Hades is still difficult, but its core systems are built around moving forward. You’ll still encounter new story beats, items, and other changes if you keep losing. It’s a departure from the design choices that the genre is known for, as Supergiant Games wanted to bring the “thrilling” surprises that roguelikes are known for and make them available to more players.
A few weeks after the fantasy-meets-basketball adventure Pyre shipped in July 2017, the team at Supergiant Games came together to brainstorm what they wanted from their next game. Development on the studio’s previous games, Bastion, Transistor, and Pyre, had been messy and difficult because the studio didn’t plan those projects well. They were developed in stride around central themes–a process that put strain on the small team.

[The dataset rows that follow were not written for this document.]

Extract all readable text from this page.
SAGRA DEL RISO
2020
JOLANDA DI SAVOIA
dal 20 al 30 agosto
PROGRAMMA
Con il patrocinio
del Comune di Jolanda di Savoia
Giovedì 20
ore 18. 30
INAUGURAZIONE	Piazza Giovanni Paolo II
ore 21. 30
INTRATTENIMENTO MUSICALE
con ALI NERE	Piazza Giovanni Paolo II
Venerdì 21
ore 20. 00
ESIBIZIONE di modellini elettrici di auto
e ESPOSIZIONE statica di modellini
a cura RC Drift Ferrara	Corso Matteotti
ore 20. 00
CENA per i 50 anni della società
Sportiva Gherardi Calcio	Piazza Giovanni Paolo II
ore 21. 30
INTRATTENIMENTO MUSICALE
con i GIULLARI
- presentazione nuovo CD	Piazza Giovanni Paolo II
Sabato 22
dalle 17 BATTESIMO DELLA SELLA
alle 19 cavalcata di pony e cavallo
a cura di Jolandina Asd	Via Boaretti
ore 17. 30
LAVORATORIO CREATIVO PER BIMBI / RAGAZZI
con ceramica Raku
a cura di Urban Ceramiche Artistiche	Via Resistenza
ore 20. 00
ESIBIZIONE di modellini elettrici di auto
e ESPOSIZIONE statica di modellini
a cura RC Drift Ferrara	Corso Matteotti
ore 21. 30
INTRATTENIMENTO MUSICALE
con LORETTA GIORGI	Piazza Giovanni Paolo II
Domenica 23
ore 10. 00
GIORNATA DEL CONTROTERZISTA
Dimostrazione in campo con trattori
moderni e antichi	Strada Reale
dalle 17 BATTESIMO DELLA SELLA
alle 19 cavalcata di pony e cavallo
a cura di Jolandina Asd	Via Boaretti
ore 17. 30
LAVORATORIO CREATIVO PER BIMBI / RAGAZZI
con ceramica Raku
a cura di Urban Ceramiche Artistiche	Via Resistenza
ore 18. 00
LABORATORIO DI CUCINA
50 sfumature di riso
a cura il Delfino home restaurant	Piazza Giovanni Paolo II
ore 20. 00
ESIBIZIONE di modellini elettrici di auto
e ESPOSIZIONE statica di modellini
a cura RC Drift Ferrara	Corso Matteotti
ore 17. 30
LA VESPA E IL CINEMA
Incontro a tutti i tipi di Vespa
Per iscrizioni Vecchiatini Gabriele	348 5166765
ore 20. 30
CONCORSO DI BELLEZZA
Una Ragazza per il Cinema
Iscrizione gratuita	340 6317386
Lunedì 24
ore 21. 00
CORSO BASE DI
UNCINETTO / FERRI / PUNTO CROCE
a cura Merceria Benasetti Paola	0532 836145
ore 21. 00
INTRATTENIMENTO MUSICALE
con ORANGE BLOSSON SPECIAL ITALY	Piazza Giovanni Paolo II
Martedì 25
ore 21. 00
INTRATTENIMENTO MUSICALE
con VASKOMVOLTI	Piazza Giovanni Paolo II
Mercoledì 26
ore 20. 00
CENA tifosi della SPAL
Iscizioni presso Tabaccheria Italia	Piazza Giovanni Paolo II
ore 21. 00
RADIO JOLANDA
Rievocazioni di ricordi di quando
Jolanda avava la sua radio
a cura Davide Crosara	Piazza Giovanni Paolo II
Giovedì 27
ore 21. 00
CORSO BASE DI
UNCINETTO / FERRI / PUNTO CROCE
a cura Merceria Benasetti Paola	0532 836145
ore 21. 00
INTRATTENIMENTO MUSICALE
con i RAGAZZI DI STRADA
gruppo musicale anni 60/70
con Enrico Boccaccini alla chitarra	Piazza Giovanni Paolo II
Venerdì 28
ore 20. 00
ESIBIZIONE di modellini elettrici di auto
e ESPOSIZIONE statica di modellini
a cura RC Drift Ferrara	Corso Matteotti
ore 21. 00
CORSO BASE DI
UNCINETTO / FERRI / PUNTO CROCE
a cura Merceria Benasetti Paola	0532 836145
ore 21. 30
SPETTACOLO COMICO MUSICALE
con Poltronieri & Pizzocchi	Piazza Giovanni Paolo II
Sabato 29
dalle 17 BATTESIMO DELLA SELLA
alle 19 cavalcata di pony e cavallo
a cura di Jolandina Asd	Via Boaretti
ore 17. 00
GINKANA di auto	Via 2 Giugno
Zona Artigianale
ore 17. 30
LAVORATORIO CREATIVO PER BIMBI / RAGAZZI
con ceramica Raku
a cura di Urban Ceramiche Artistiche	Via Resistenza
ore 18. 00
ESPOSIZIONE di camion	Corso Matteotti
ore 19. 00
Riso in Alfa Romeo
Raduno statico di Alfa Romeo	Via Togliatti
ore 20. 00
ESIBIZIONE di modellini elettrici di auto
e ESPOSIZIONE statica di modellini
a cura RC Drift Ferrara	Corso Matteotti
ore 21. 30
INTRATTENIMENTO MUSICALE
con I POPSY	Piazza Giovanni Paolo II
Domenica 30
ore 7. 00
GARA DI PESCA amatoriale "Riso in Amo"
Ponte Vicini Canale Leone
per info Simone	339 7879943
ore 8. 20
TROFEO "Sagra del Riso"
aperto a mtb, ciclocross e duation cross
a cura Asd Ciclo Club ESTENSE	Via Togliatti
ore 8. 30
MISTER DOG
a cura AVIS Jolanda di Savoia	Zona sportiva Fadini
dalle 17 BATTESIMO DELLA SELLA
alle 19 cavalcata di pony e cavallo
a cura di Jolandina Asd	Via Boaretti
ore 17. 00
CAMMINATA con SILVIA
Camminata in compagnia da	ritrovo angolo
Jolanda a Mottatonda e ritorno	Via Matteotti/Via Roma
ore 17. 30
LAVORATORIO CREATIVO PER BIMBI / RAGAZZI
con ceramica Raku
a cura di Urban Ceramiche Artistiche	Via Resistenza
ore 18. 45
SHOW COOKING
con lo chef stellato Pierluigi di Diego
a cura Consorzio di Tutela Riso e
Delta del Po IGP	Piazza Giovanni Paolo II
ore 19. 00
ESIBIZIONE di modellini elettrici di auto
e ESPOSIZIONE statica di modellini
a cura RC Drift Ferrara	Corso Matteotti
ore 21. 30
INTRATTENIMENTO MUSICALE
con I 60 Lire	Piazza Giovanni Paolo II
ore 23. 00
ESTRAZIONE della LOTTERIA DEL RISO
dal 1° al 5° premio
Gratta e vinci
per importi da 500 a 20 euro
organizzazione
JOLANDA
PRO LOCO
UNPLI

“Our pre-production can be so frustrating because it takes so long to find an idea that gels. We wanted to make an early access game that would force us to have a playable game sooner,” Kasavin said, adding that this was the first time the team wrote up a summary pitch for one of their games. “We then decided on a roguelike to encourage replayability. You don’t see many narrative-driven games in early access.”

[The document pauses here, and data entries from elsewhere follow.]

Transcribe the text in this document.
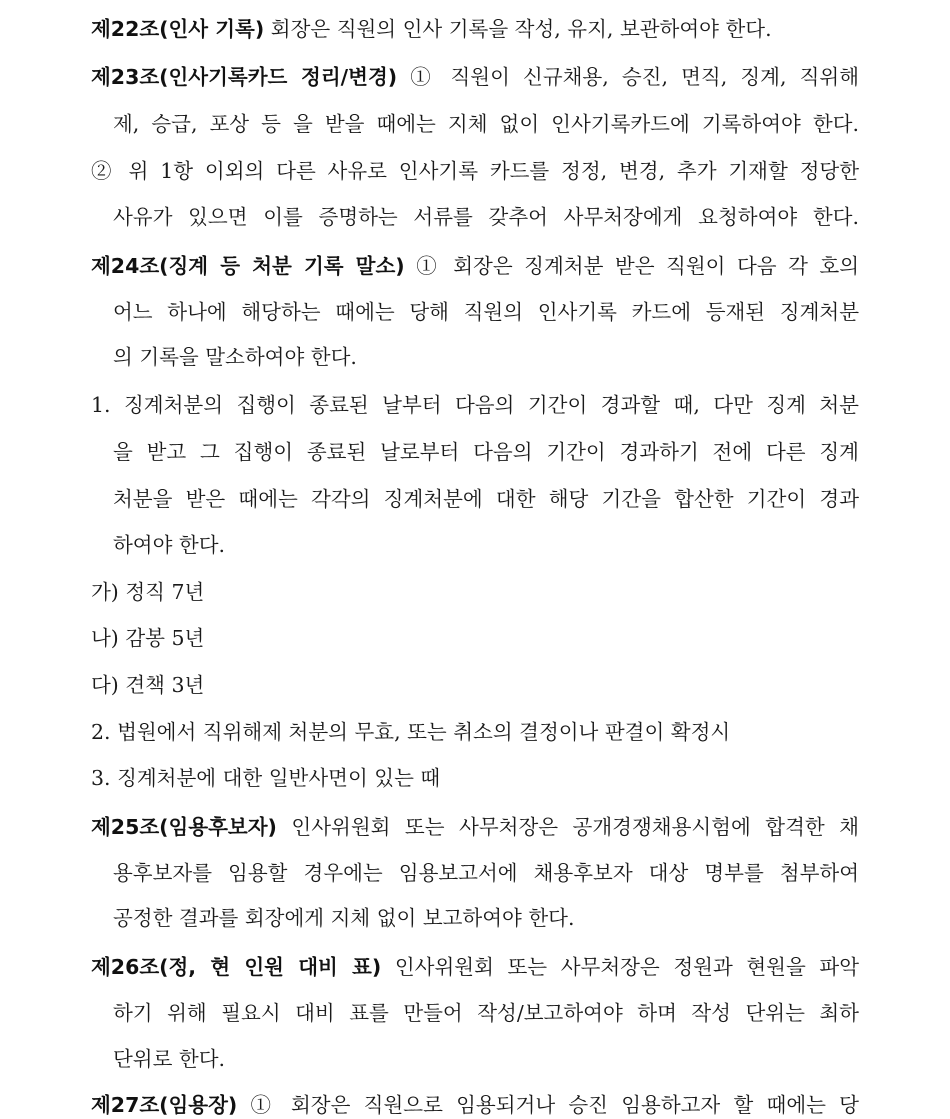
제22조(인사 기록) 회장은 직원의 인사 기록을 작성, 유지, 보관하여야 한다.
제23조(인사기록카드 정리/변경) ① 직원이 신규채용, 승진, 면직, 징계, 직위해
제, 승급, 포상 등 을 받을 때에는 지체 없이 인사기록카드에 기록하여야 한다.
② 위 1항 이외의 다른 사유로 인사기록 카드를 정정, 변경, 추가 기재할 정당한
사유가 있으면 이를 증명하는 서류를 갖추어 사무처장에게 요청하여야 한다.
제24조(징계 등 처분 기록 말소) ① 회장은 징계처분 받은 직원이 다음 각 호의
어느 하나에 해당하는 때에는 당해 직원의 인사기록 카드에 등재된 징계처분
의 기록을 말소하여야 한다.
1. 징계처분의 집행이 종료된 날부터 다음의 기간이 경과할 때, 다만 징계 처분
을 받고 그 집행이 종료된 날로부터 다음의 기간이 경과하기 전에 다른 징계
처분을 받은 때에는 각각의 징계처분에 대한 해당 기간을 합산한 기간이 경과
하여야 한다.
가) 정직 7년
나) 감봉 5년
다) 견책 3년
2. 법원에서 직위해제 처분의 무효, 또는 취소의 결정이나 판결이 확정시
3. 징계처분에 대한 일반사면이 있는 때
제25조(임용후보자) 인사위원회 또는 사무처장은 공개경쟁채용시험에 합격한 채
용후보자를 임용할 경우에는 임용보고서에 채용후보자 대상 명부를 첨부하여
공정한 결과를 회장에게 지체 없이 보고하여야 한다.
제26조(정, 현 인원 대비 표) 인사위원회 또는 사무처장은 정원과 현원을 파악
하기 위해 필요시 대비 표를 만들어 작성/보고하여야 하며 작성 단위는 최하
단위로 한다.
제27조(임용장) ① 회장은 직원으로 임용되거나 승진 임용하고자 할 때에는 당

“We know that designing things on paper can barely mean anything. When the rubber meets the road, that’s when the real stuff happens.”

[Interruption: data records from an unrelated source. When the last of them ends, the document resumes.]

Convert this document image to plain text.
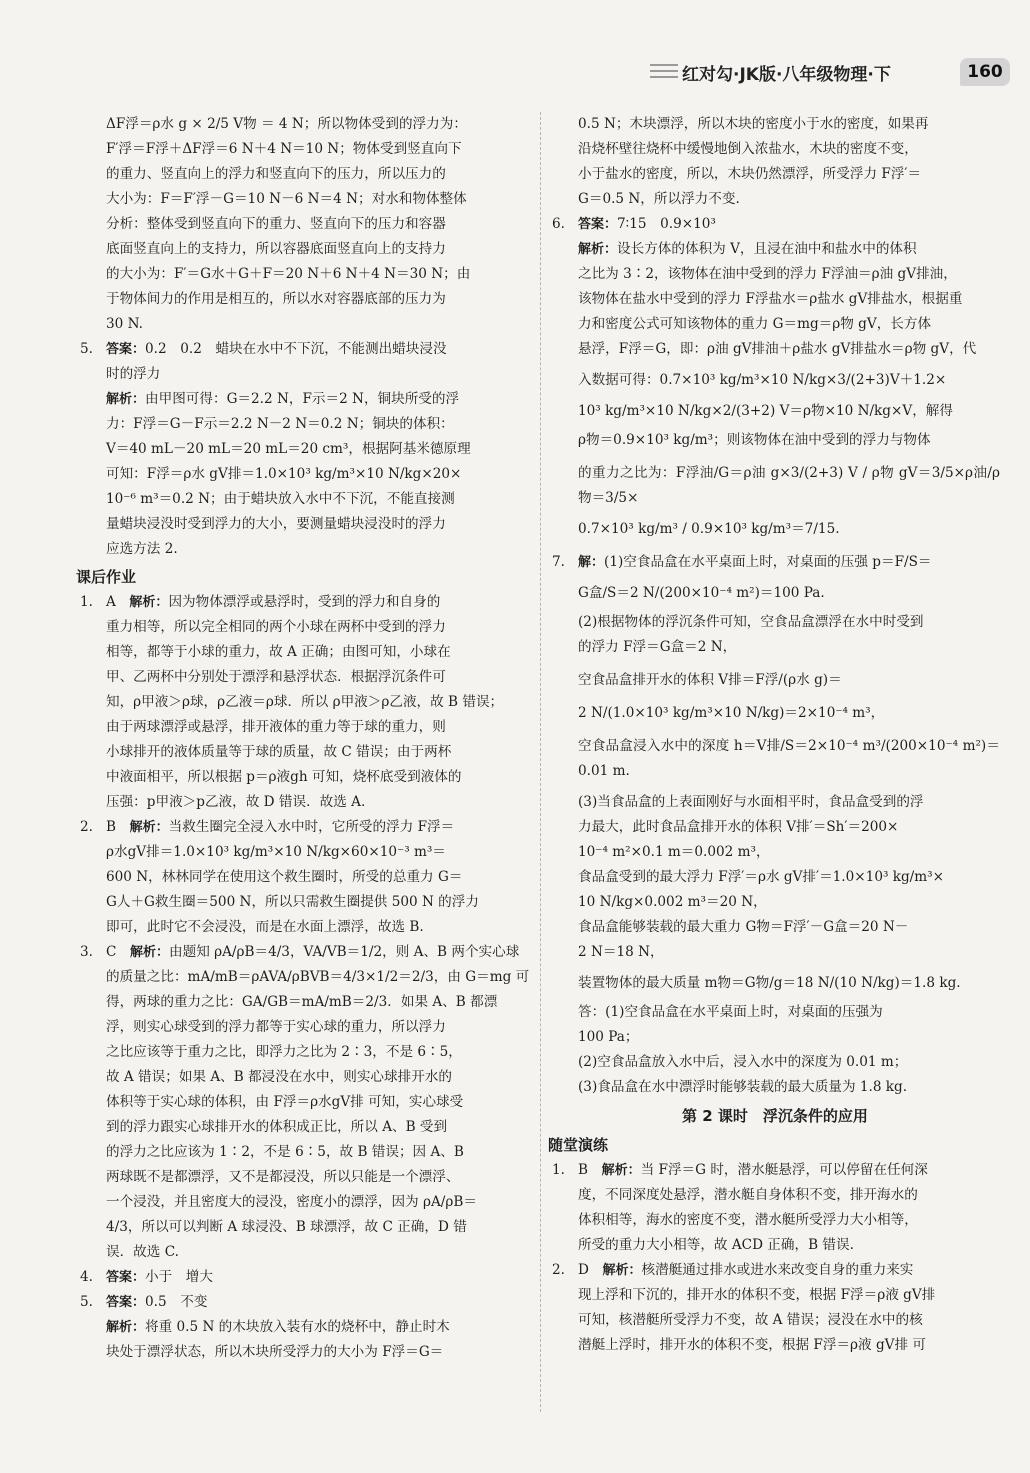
红对勾·JK版·八年级物理·下	160

ΔF浮＝ρ水 g × 2/5 V物 ＝ 4 N；所以物体受到的浮力为：

F′浮＝F浮＋ΔF浮＝6 N＋4 N＝10 N；物体受到竖直向下

的重力、竖直向上的浮力和竖直向下的压力，所以压力的

大小为：F＝F′浮－G＝10 N－6 N＝4 N；对水和物体整体

分析：整体受到竖直向下的重力、竖直向下的压力和容器

底面竖直向上的支持力，所以容器底面竖直向上的支持力

的大小为：F′＝G水＋G＋F＝20 N＋6 N＋4 N＝30 N；由

于物体间力的作用是相互的，所以水对容器底部的压力为

30 N.

5. 答案：0.2　0.2　蜡块在水中不下沉，不能测出蜡块浸没

时的浮力

解析：由甲图可得：G＝2.2 N，F示＝2 N，铜块所受的浮

力：F浮＝G－F示＝2.2 N－2 N＝0.2 N；铜块的体积：

V＝40 mL－20 mL＝20 mL＝20 cm³，根据阿基米德原理

可知：F浮＝ρ水 gV排＝1.0×10³ kg/m³×10 N/kg×20×

10⁻⁶ m³＝0.2 N；由于蜡块放入水中不下沉，不能直接测

量蜡块浸没时受到浮力的大小，要测量蜡块浸没时的浮力

应选方法 2.

课后作业
1. A　 解析：因为物体漂浮或悬浮时，受到的浮力和自身的

重力相等，所以完全相同的两个小球在两杯中受到的浮力

相等，都等于小球的重力，故 A 正确；由图可知，小球在

甲、乙两杯中分别处于漂浮和悬浮状态．根据浮沉条件可

知，ρ甲液＞ρ球，ρ乙液＝ρ球．所以 ρ甲液＞ρ乙液，故 B 错误；

由于两球漂浮或悬浮，排开液体的重力等于球的重力，则

小球排开的液体质量等于球的质量，故 C 错误；由于两杯

中液面相平，所以根据 p＝ρ液gh 可知，烧杯底受到液体的

压强：p甲液＞p乙液，故 D 错误．故选 A.

2. B　 解析：当救生圈完全浸入水中时，它所受的浮力 F浮＝

ρ水gV排＝1.0×10³ kg/m³×10 N/kg×60×10⁻³ m³＝

600 N，林林同学在使用这个救生圈时，所受的总重力 G＝

G人＋G救生圈＝500 N，所以只需救生圈提供 500 N 的浮力

即可，此时它不会浸没，而是在水面上漂浮，故选 B.

3. C　 解析：由题知 ρA/ρB＝4/3，VA/VB＝1/2，则 A、B 两个实心球

的质量之比：mA/mB＝ρAVA/ρBVB＝4/3×1/2＝2/3，由 G＝mg 可

得，两球的重力之比：GA/GB＝mA/mB＝2/3．如果 A、B 都漂

浮，则实心球受到的浮力都等于实心球的重力，所以浮力

之比应该等于重力之比，即浮力之比为 2∶3，不是 6∶5，

故 A 错误；如果 A、B 都浸没在水中，则实心球排开水的

体积等于实心球的体积，由 F浮＝ρ水gV排 可知，实心球受

到的浮力跟实心球排开水的体积成正比，所以 A、B 受到

的浮力之比应该为 1∶2，不是 6∶5，故 B 错误；因 A、B

两球既不是都漂浮，又不是都浸没，所以只能是一个漂浮、

一个浸没，并且密度大的浸没，密度小的漂浮，因为 ρA/ρB＝

4/3，所以可以判断 A 球浸没、B 球漂浮，故 C 正确，D 错

误．故选 C.

4. 答案：小于　增大

5. 答案：0.5　不变

解析：将重 0.5 N 的木块放入装有水的烧杯中，静止时木

块处于漂浮状态，所以木块所受浮力的大小为 F浮＝G＝

0.5 N；木块漂浮，所以木块的密度小于水的密度，如果再

沿烧杯壁往烧杯中缓慢地倒入浓盐水，木块的密度不变，

小于盐水的密度，所以，木块仍然漂浮，所受浮力 F浮′＝

G＝0.5 N，所以浮力不变.

6. 答案：7∶15　0.9×10³

解析：设长方体的体积为 V，且浸在油中和盐水中的体积

之比为 3∶2，该物体在油中受到的浮力 F浮油＝ρ油 gV排油，

该物体在盐水中受到的浮力 F浮盐水＝ρ盐水 gV排盐水，根据重

力和密度公式可知该物体的重力 G＝mg＝ρ物 gV，长方体

悬浮，F浮＝G，即：ρ油 gV排油＋ρ盐水 gV排盐水＝ρ物 gV，代

入数据可得：0.7×10³ kg/m³×10 N/kg×3/(2+3)V＋1.2×

10³ kg/m³×10 N/kg×2/(3+2) V＝ρ物×10 N/kg×V，解得

ρ物＝0.9×10³ kg/m³；则该物体在油中受到的浮力与物体

的重力之比为：F浮油/G＝ρ油 g×3/(2+3) V / ρ物 gV＝3/5×ρ油/ρ物＝3/5×

0.7×10³ kg/m³ / 0.9×10³ kg/m³＝7/15.

7. 解：(1)空食品盒在水平桌面上时，对桌面的压强 p＝F/S＝

G盒/S＝2 N/(200×10⁻⁴ m²)＝100 Pa.

(2)根据物体的浮沉条件可知，空食品盒漂浮在水中时受到

的浮力 F浮＝G盒＝2 N，

空食品盒排开水的体积 V排＝F浮/(ρ水 g)＝

2 N/(1.0×10³ kg/m³×10 N/kg)＝2×10⁻⁴ m³，

空食品盒浸入水中的深度 h＝V排/S＝2×10⁻⁴ m³/(200×10⁻⁴ m²)＝0.01 m.

(3)当食品盒的上表面刚好与水面相平时，食品盒受到的浮

力最大，此时食品盒排开水的体积 V排′＝Sh′＝200×

10⁻⁴ m²×0.1 m＝0.002 m³，

食品盒受到的最大浮力 F浮′＝ρ水 gV排′＝1.0×10³ kg/m³×

10 N/kg×0.002 m³＝20 N，

食品盒能够装载的最大重力 G物＝F浮′－G盒＝20 N－

2 N＝18 N，

装置物体的最大质量 m物＝G物/g＝18 N/(10 N/kg)＝1.8 kg.

答：(1)空食品盒在水平桌面上时，对桌面的压强为

100 Pa；

(2)空食品盒放入水中后，浸入水中的深度为 0.01 m；

(3)食品盒在水中漂浮时能够装载的最大质量为 1.8 kg.

第 2 课时　浮沉条件的应用
随堂演练
1. B　 解析：当 F浮＝G 时，潜水艇悬浮，可以停留在任何深

度，不同深度处悬浮，潜水艇自身体积不变，排开海水的

体积相等，海水的密度不变，潜水艇所受浮力大小相等，

所受的重力大小相等，故 ACD 正确，B 错误.

2. D　 解析：核潜艇通过排水或进水来改变自身的重力来实

现上浮和下沉的，排开水的体积不变，根据 F浮＝ρ液 gV排

可知，核潜艇所受浮力不变，故 A 错误；浸没在水中的核

潜艇上浮时，排开水的体积不变，根据 F浮＝ρ液 gV排 可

Supergiant Games Creative Director Greg Kasavin
Kasavin and other members of the team had been playing roguelikes like Risk of Rain and card battler roguelike hybrid Slay the Spire, marveling at how deep the gameplay systems were in those games. They wanted to create something similar: a game that players could play over and over again and still experience something new with each session.
“There is a ton of variety in the deck-building mechanics in Slay the Spire,” he said. “Each character has a fundamentally different play style on top of all the other play styles you can use by building your deck. Trying to manage the randomness is really compelling.”
In Slay the Spire, you build your deck as you progress through the game’s three spires, choosing new cards as you defeat enemies and open chests. There are certain strategies, like going for cards that apply poison to enemies, that players focus on because of their effectiveness. There’s no guarantee players can get the necessary cards to make those builds feasible, though. You may have to adapt and change your plan midway through a run, depending on the cards or relics you find.
“On one hand, you might push towards a certain build, but the randomness is going to fight against you. That decision-making part of roguelikes is super interesting,” Kasavin said. “Difficulty has nothing to do with any of that.”
Roguelikes are historically difficult. Games like FTL, The Binding of Isaac, and Spelunky popularized a genre where players would need to spend dozens of hours just to get good enough to to finish a run that can be completed in one sitting. Kasavin wanted players to spend dozens of hours playing Hades, but he wanted to reward them during that time.
With every return to the House of Hades, players will hear new dialogue from characters like Achilles and Hades; unlock new weapons, areas in the hub world, and upgrades; and learn more about the game’s overarching story. Progress and narrative advancement isn’t tied to winning like it is in many other roguelikes.
Hades isn’t easy, of course. It has similar content that gives players who want an increased challenge a grind that’s akin to Spelunky or Slay the Spire. The difference is that everything else in the game, the different weapons and intriguing intra-Olympus relationships, become available to all players much sooner than they might in similar titles.
Hades was a complete change from how Supergiant Games usually approaches its projects. Outside putting more time into pre-production, the studio rejected one of its longstanding practices of building each game from scratch.
“We wanted to make games that had their own unique identity and that meant not using ideas from previous games in our new projects,” Kasavin said. “They all have ideas that make them what they are.”
Bastion’s evolving hub world, Transistor’s deep skill system, and Pyre’s branching story and NPC dialogue options all make those games unique. Their defining elements all also find a home in Hades. The evolving hub turned into the House of Hades, the skill system transformed into the boons that each god gives protoganist Zagreus, and the NPC dialogue system became one of the most vibrant parts of a trip through the Temple of Styx.
“We didn’t realize why we were making it so hard on ourselves,” Kasavin said.
It’s part of the reason why Hades feels so polished–it’s a summation of everything the studio had worked on for the last decade-plus. The narrative that framed Greek gods as a dysfunctional family was the glue that brought it all together.
One of the motivators behind changing the way Supergiant Games approached development was growth. The studio added eight people in the lead-up to Hades after struggling to develop Pyre with only a staff of 12. The team wanted to find a way to continue making games they were passionate about without development starting with nothing but a “hazy idea.”
The new people they hired included platform engineers, technical designers, and similar roles that could help streamline how the team made their games. Bringing on these developers, several of whom helped the game launch on Nintendo Switch (something the studio has been unable to do with Pyre), meant they had to shore up how they approached their projects.
“We didn’t realize why we were making it so hard on ourselves.”
Supergiant Games Creative Director Greg Kasavin
“This new process did have a stink of creative bankruptcy, that’s why we avoided it in the past,” Kasavin said of planning Hades development before creating a prototype. “We know that designing things on paper can barely mean anything. When the rubber meets the road, that’s when the real stuff happens.”
The main goal with this new process was to start sooner, and it worked. It usually takes Supergiant Games around three years to finish a game, which is also how long it took to finish Hades. But this time, the team was far more organized–allowing them to constantly record dialogue during that same three-year period.
Many players have been along for the ride since Hades launched in early access in 2018, and those players are still experiencing new story beats after playing it for more than a hundred hours. That’s only possibly thanks to that three year stretch of recording sessions. It’s why every character feels alive each time you speak to them.
“Another challenge is what happens when the story runs out, what will players do then,” Kasavin said, laughing and adding that the game isn’t endless. “Hopefully they go away before the story runs out.”
Disclaimer: Greg Kasavin is the former executive editor of GameSpot.